The other day, I was thinking about my age, naturally, and about being an adult, and I decided that for the most part, adulthood was when my life got truly good. Childhood really wasn’t for me. I have a moment from childhood that for some reason I recall vividly, which was probably around third grade when my friend Robbie and I were pretending to be Mr. Magoo and his dog (did he even have a dog? I barely watched that show.). This involved Robbie walking around on his hands and knees, wearing a scarf as a leash, and me dragging him around. But I guess as Mr. Magoo I was blind also? Anyway, I think we were in some sort of closet that had lots of coats and hats and scarves (but why we were there is probably a good question that I don’t mind never finding out) and the fun part was just leading around this dog on a scarf leash and tripping into things. What I’m getting at here is that I was having a great time and was so completely in the moment, not at all aware of anything else but the joy of pretending to be Mr. Magoo, which is why the exact location of this action is so unclear to me. I was completely unselfconscious the way that children are when they play. That was, to me, the best part of being a child. The rest of it (the lack of control, the inability to do what you wanted, the confusion, the loneliness) totally sucked.

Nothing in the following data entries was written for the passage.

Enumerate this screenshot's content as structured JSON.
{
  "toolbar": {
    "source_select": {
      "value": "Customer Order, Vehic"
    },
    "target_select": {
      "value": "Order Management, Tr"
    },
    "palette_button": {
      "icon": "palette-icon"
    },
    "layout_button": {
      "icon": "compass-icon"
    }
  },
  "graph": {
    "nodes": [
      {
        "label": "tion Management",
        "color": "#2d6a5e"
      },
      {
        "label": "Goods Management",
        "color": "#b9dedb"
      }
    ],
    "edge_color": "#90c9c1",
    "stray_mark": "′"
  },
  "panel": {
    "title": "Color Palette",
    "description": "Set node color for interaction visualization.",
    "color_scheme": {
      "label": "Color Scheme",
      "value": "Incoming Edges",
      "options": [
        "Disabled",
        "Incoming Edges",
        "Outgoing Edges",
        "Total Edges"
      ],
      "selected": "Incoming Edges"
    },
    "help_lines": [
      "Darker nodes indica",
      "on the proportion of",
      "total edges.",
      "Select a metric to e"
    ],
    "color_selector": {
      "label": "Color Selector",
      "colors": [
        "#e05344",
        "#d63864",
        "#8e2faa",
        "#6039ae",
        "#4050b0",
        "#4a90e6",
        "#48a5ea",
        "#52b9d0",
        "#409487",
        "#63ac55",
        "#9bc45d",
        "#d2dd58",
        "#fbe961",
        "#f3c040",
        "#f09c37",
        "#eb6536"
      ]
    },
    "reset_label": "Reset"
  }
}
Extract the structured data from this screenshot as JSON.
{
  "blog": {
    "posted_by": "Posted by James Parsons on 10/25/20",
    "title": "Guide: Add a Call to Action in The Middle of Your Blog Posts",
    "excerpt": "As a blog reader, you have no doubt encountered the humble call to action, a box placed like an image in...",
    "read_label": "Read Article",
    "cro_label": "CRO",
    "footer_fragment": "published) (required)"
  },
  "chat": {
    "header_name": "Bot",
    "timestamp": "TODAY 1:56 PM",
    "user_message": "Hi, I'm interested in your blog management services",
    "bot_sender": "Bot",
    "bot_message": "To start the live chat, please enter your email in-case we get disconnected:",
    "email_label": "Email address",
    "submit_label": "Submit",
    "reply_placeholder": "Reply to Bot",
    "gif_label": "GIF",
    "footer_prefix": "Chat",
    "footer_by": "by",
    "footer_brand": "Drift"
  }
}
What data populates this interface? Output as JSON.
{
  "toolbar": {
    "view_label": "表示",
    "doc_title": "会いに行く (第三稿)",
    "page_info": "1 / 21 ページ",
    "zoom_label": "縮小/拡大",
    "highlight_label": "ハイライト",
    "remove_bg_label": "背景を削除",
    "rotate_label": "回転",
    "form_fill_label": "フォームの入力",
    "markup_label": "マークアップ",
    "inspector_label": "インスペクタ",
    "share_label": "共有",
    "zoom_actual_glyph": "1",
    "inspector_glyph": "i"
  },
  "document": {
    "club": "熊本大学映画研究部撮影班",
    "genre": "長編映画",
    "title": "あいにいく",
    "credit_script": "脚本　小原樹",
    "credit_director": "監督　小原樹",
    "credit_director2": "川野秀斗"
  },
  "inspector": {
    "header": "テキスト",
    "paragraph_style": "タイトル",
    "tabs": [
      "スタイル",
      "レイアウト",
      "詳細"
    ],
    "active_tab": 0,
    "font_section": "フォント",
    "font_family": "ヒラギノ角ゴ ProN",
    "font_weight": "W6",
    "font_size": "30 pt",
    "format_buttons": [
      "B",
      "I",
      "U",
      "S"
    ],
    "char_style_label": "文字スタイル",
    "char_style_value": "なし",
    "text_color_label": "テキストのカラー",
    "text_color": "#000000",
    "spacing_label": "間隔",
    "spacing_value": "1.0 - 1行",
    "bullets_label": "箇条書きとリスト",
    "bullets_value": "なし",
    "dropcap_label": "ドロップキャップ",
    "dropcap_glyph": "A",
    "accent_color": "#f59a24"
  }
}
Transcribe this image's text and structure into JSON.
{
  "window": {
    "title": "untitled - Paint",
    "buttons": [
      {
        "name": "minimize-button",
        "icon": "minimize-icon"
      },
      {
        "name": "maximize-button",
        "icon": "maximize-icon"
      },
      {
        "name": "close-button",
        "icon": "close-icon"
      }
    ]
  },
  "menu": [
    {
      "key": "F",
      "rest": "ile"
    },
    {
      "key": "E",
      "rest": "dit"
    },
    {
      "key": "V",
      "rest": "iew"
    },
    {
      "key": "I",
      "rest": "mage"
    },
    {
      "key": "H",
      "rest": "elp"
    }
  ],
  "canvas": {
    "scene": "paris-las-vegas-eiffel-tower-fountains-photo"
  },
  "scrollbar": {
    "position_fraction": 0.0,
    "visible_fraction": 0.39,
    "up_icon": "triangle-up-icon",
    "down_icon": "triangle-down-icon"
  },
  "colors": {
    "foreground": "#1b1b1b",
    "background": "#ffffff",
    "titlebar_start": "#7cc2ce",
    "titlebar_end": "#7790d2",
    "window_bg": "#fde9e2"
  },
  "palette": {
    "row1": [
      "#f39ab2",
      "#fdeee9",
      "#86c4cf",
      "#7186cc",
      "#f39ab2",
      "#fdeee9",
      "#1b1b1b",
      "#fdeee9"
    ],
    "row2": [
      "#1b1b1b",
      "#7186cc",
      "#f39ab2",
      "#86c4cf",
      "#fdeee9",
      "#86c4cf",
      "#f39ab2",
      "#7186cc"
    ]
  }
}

And now I find myself with a grown-up life, which is not really the life I expected, but is, often times, the life I am grateful for. If I can be allowed, for a moment, during a time of real crisis, just to be purely happy and content, which is probably the thing to do right now to keep things in perspective. Which does not mean to give up fighting, but just to be grateful for a moment. I am 47 years old. At this point, it’s safe to say that I have perspective and actual wisdom, both of which came from experiences, many of which were not good. It seems funny to me now that one of my most vivid childhood memories involves the pure joy of acting as a blind man, leading around a dog on a scarf. It took me a long time to make the connection.